Processing of DamID-seq fastq files

Because reads with GATC sites contain the DamID adapter sequence, this sequence was first clipped from such reads using the software package ‘cutadapt’ (version 1.2.1; https://cutadapt.readthedocs.org/en/stable/). All reads were then aligned to the Drosophila melanogaster genome (release 5) using the short read alignment software ‘bowtie2’ (version 2.0.0-beta2; http://bowtie-bio.sourceforge.net/bowtie2/index.shtml). Next, the reads were mapped onto GATC fragments using the software ‘HTSeq-count’ (version 0.5.3p3; http://www-huber.embl.de/users/anders/HTSeq/doc/index.html). Next, counts were normalized to the total number of reads. Finally, Dam4-HT-intein@L127C-PC and STOP#1-Dam-PC data were normalized to the Dam4-HT-intein@L127C and STOP#1-Dam alone controls, respectively, and the replicates were averaged. A detailed description of data transformation and the code are available upon request.

Data release

DamID-seq and RNA-seq data are available from the Gene Expression Omnibus (http://www.ncbi.nlm.nih.gov/geo/), accession number GSE75835.

RESULTS

Construction of a ligand-controlled Dam vector for use in Drosophila tissues

In order to establish a ligand-inducible version of Dam we tested an intein-based molecular switch (Figure 1A). Inteins are internal protein elements catalyzing their own excision and joining of the flanking polypeptide sequences. Modified inteins can promote conditional protein splicing in a ligand-dependent manner (23,24). We reasoned that insertion of such a modified intein within Dam might block its enzymatic activity, which can be restored by the activation of intein splicing. Based on the crystal structure of Dam we chose eight different positions (S57, C87, L127, R128, C162, A170, C180 and H220) for the insertion of the 4-hydroxytamoxifen-inducible intein (23) (hereafter, 4-HT-intein). Because intein splicing requires the presence of a cysteine residue in the host protein immediately downstream of the inserted intein (23–25), we first tested whether S57C, L127C, R128C, A170C and H220C mutations affect the functioning of the Dam enzyme. We introduced these mutations in the pNDamMyc plasmid encoding Dam under the control of the Drosophila heat-shock promoter hsp70 (1).

Figure 1.

Ligand-controlled approach to regulate Dam activity. (A) The principle of the approach.

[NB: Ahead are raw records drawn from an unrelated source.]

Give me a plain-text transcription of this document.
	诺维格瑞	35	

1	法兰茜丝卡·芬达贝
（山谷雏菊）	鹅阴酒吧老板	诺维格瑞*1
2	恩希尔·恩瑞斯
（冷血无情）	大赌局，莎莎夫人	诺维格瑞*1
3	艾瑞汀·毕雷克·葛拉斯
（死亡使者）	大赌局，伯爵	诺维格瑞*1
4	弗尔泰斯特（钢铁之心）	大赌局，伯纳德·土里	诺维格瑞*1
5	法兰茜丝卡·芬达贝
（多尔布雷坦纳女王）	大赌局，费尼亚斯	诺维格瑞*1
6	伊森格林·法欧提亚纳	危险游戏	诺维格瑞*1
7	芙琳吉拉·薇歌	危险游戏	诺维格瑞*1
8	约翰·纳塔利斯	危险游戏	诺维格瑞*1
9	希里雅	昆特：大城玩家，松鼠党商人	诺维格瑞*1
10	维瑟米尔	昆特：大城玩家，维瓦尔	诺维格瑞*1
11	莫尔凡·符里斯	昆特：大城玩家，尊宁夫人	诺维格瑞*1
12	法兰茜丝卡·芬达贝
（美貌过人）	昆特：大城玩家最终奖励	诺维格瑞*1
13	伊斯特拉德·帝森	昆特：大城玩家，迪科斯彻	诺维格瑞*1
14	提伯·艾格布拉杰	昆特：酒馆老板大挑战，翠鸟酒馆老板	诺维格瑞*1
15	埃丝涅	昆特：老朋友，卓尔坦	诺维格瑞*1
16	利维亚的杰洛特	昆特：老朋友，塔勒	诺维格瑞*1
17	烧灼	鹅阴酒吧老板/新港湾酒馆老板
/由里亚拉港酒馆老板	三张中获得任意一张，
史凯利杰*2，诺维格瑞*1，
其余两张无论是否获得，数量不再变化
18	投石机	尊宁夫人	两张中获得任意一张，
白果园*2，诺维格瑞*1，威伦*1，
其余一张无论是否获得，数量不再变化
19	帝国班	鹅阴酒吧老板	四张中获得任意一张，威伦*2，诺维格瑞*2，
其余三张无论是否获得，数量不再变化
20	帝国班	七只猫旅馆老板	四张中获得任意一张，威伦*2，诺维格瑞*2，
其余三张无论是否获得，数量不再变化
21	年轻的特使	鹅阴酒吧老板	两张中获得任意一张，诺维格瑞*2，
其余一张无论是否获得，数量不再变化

Insertion of the 4-HT-intein in the middle of the Dam disrupts the enzyme activity, which can be restored in the presence of 4-HT. POI, protein of interest. (B) Effect of cysteine substitutions on Dam activity in E. coli cells. dam and dam (in duplicate) E. coli cells were transformed with plasmids expressing the indicated Dam point mutants. After overnight culturing, the plasmids were purified and digested with DpnI and DpnII restriction enzymes that cut only Gm6ATC and unmethylated GATC motifs, respectively. L122A is a mutation known to reduce Dam activity (50) and serves as a control. (C) Some Dam-4-HT-intein fusions exhibit inducible enzyme activity in bacterial cells. dam and dam cells were transformed with plasmids encoding the indicated Dam-4-HT-intein fusions. To activate the intein splicing, 4-HT was added to bacterial cultures for 4 or 14 hr. A plasmid without Dam coding sequence was used as a negative control.

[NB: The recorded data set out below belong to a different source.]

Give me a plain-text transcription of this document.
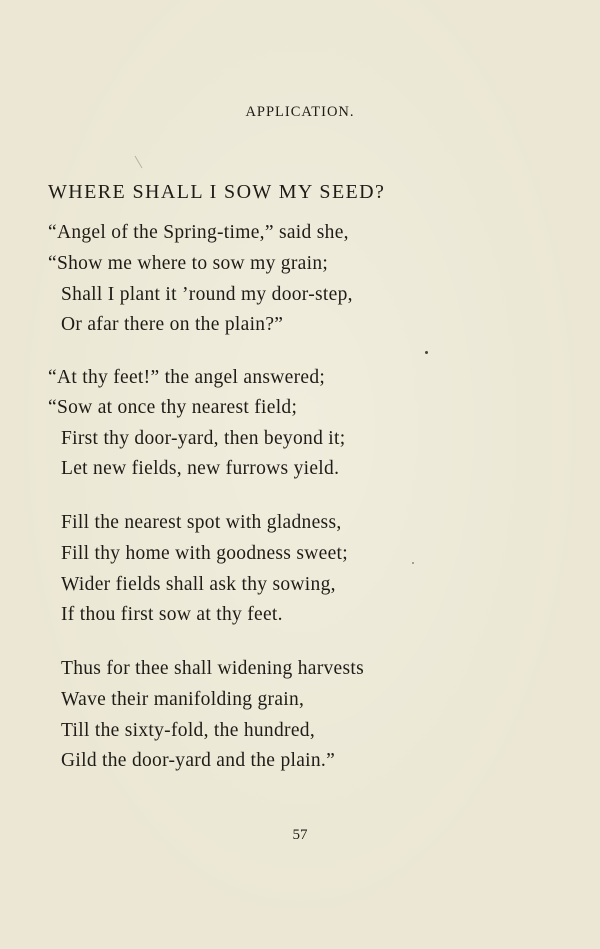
APPLICATION.
WHERE SHALL I SOW MY SEED?
“Angel of the Spring-time,” said she,
“Show me where to sow my grain;
Shall I plant it ’round my door-step,
Or afar there on the plain?”
“At thy feet!” the angel answered;
“Sow at once thy nearest field;
First thy door-yard, then beyond it;
Let new fields, new furrows yield.
Fill the nearest spot with gladness,
Fill thy home with goodness sweet;
Wider fields shall ask thy sowing,
If thou first sow at thy feet.
Thus for thee shall widening harvests
Wave their manifolding grain,
Till the sixty-fold, the hundred,
Gild the door-yard and the plain.”
57
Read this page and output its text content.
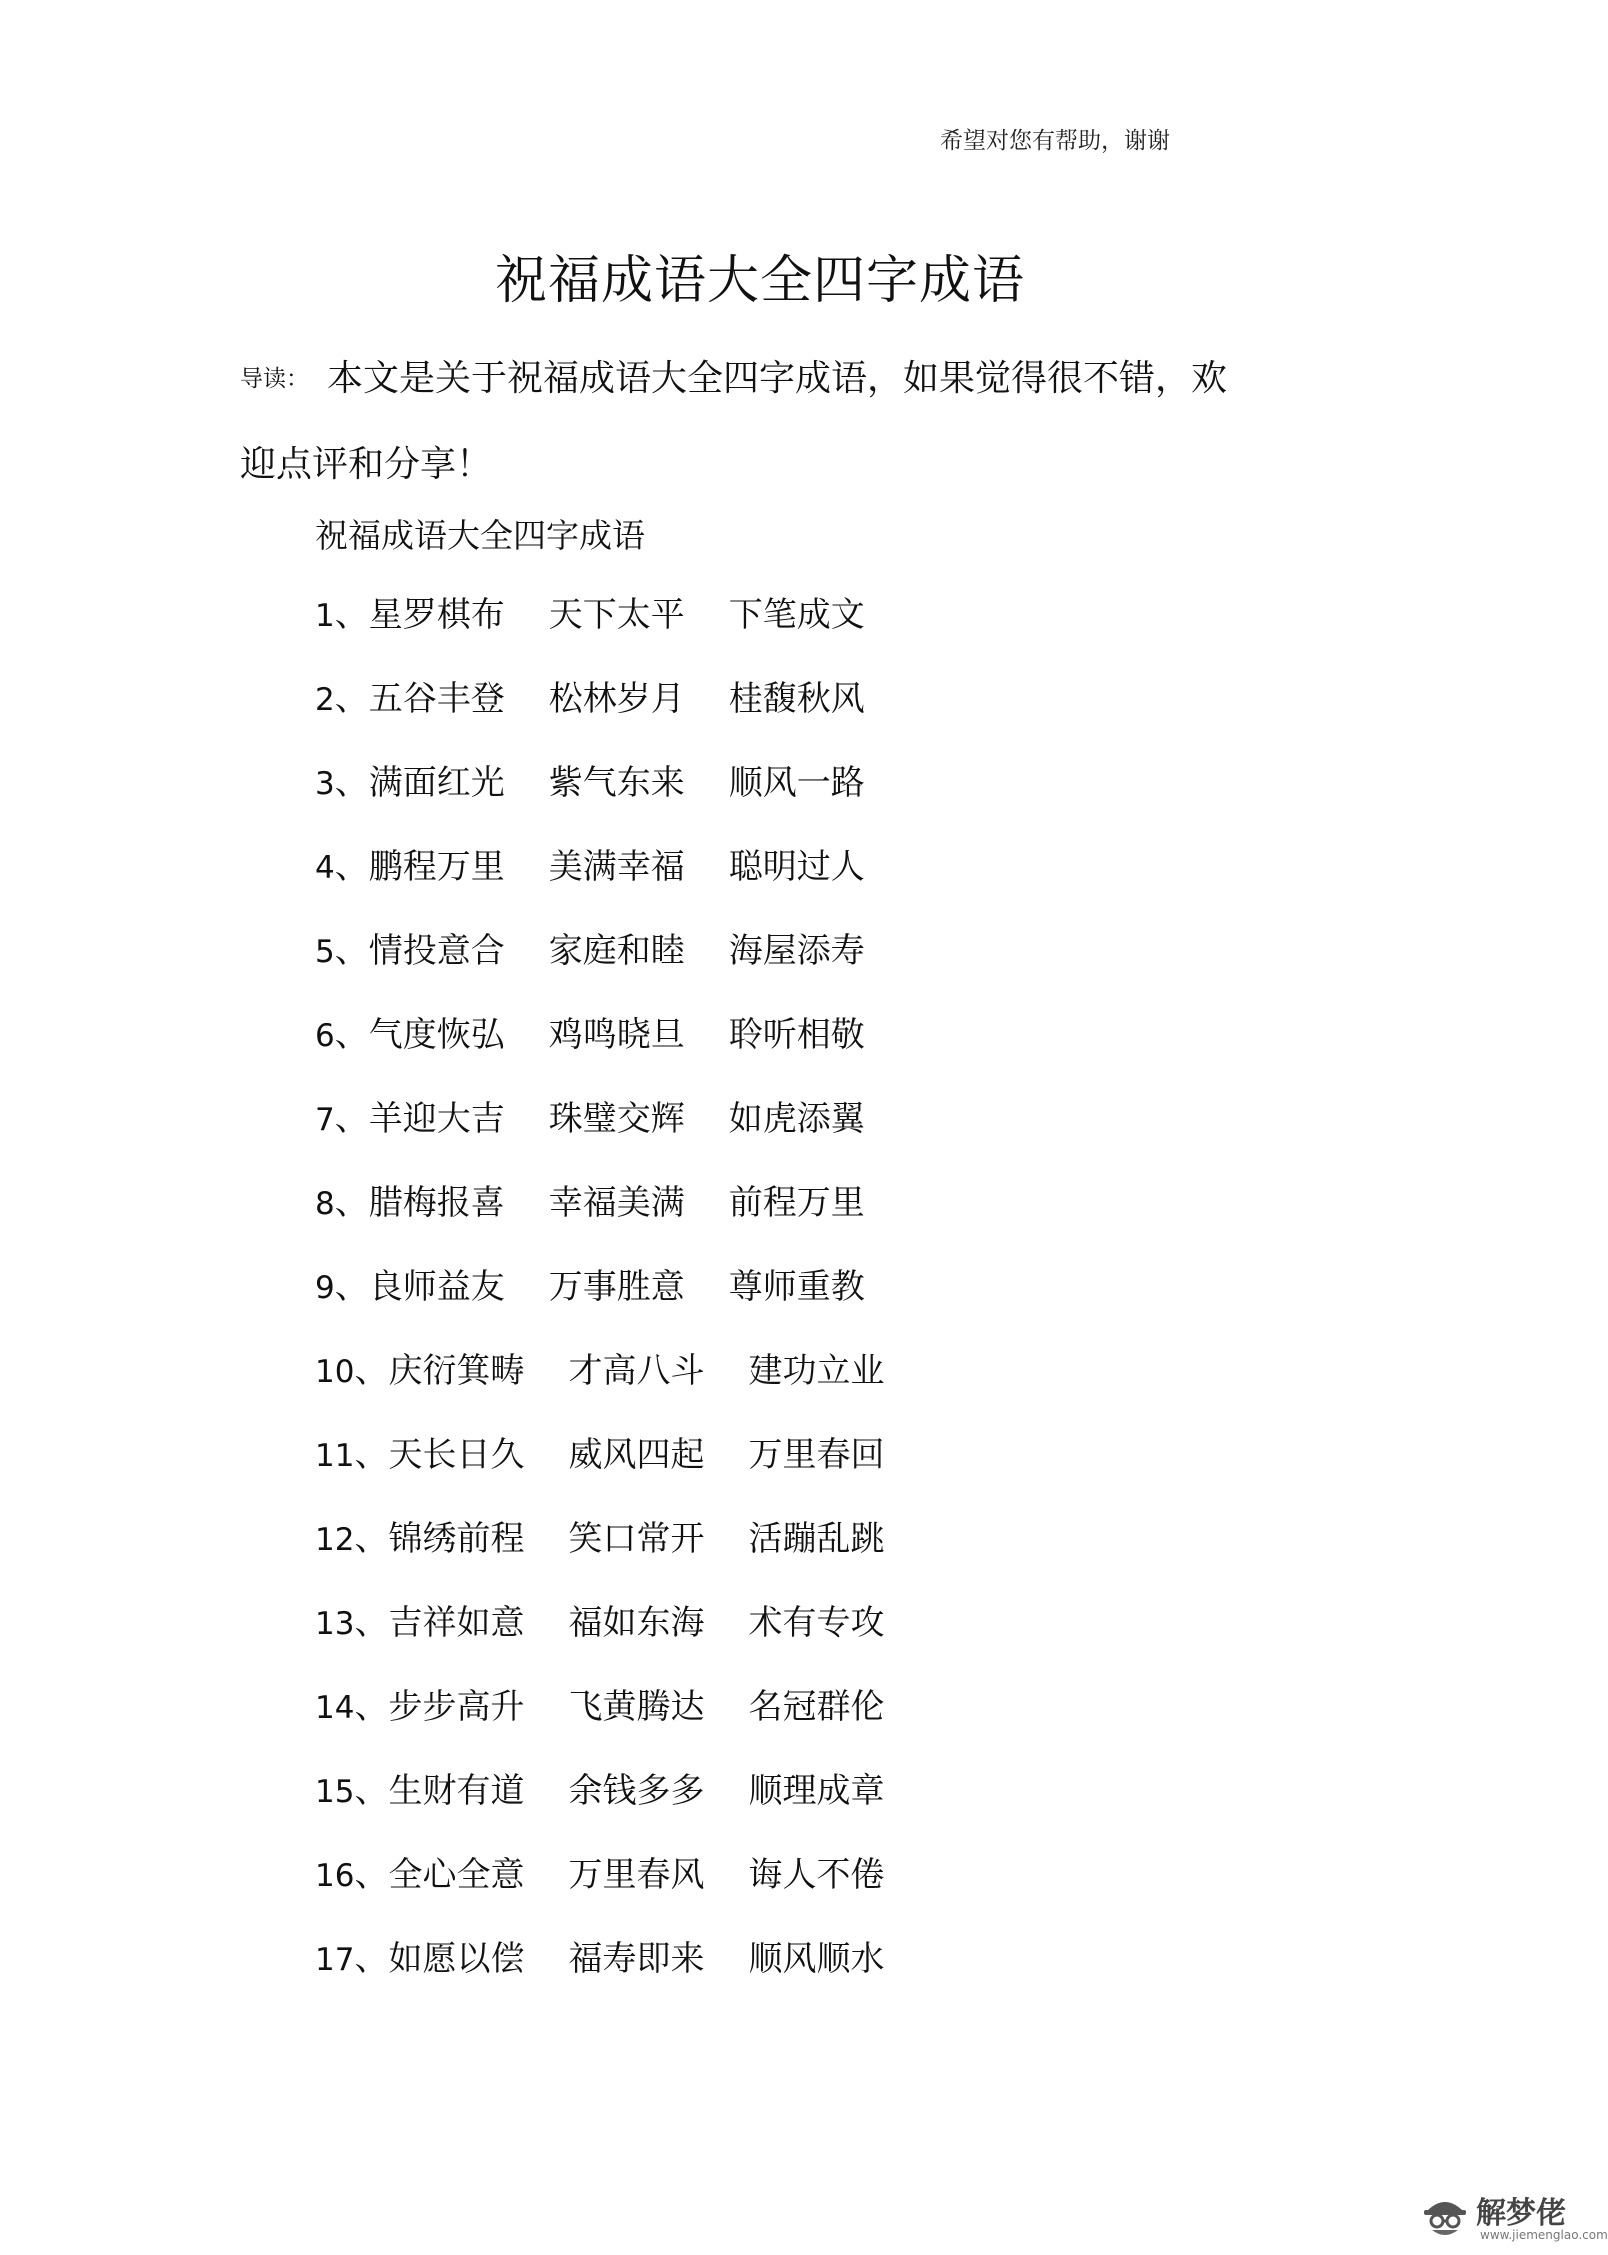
希望对您有帮助，谢谢
祝福成语大全四字成语
导读： 本文是关于祝福成语大全四字成语，如果觉得很不错，欢迎点评和分享！
祝福成语大全四字成语
1、星罗棋布 天下太平 下笔成文
2、五谷丰登 松林岁月 桂馥秋风
3、满面红光 紫气东来 顺风一路
4、鹏程万里 美满幸福 聪明过人
5、情投意合 家庭和睦 海屋添寿
6、气度恢弘 鸡鸣晓旦 聆听相敬
7、羊迎大吉 珠璧交辉 如虎添翼
8、腊梅报喜 幸福美满 前程万里
9、良师益友 万事胜意 尊师重教
10、庆衍箕畴 才高八斗 建功立业
11、天长日久 威风四起 万里春回
12、锦绣前程 笑口常开 活蹦乱跳
13、吉祥如意 福如东海 术有专攻
14、步步高升 飞黄腾达 名冠群伦
15、生财有道 余钱多多 顺理成章
16、全心全意 万里春风 诲人不倦
17、如愿以偿 福寿即来 顺风顺水
解梦佬
www.jiemenglao.com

To assay the activity of the Dam mutants, we took advantage of a fortuitous observation that the hsp70 promoter can drive Dam expression in E. coli. We amplified the mutant-encoding plasmids in a dam strain and then isolated and digested the plasmids with DpnI and DpnII restriction enzymes that cut only Gm6ATC and unmethylated GATC motifs, respectively. This revealed that all tested Dam mutants retained DNA adenine methyltransferase activity (Figure 1B).

Next, we cloned the 4-HT-intein in the pNDamMyc plasmid at the selected (and, where necessary, mutated) positions in Dam. We did not detect any adenine methylation in dam bacteria transformed by the constructed plasmids and grown in the absence of 4-hydroxytamoxifen (4-HT). However, in the presence of the ligand (10 μM 4-HT), we observed partial methylation of some plasmid constructs (Figure 1C). We chose one of these promising chimeric constructs, with the 4-HT-intein inserted just before L127C (hereafter, Dam4-HT-intein@L127C), for the subsequent experiments in Drosophila flies.

For expression of Dam4-HT-intein@L127C proteins in Drosophila we decided to rely on the basal activity of the full-length hsp70 promoter. We inserted all Dam transgenes in the same genomic location (51C) by phiC31 integrase-mediated site-directed transgenesis (18). With this experimental setup, stable germline transformation of Drosophila with the Dam4-HT-intein@L127C-containing transgenes occurred with normal frequencies (Figure 2A). However, we detected Dam methylation in the transgenic animals grown in the absence of 4-HT, meaning that Dam4-HT-intein@L127C is only partially inactivated by the intein (Figure 2B). In some tissues in the absence of 4-HT we also observed a clear banded pattern in the amplified methylated DNA (Figure 2B). Sequencing of this DNA revealed that these discrete bands represent mitochrondrial DNA. This suggests that the Dam4-HT-intein@L127C is partially targeted to mitochondria, for which we do not have an explanation. Because mitochondrial DNA sequences are easily discerned from nuclear DNA sequences in DamID-seq, this does not substantially compromise the mapping. Induction of 4-HT-intein splicing by growing animals on fly food supplemented with 4-HT increases the activity of Dam and, as a result, the methylation of nuclear DNA, which in its turn reduces the proportion of mitochondrial DNA sequences in DamID samples (Figure 2B). Notably, mRNA sequencing of fat body tissues (two replicate experiments) suggested that the effects of 4-HT on gene expression are mild (Figure 2C and D).

Figure 2.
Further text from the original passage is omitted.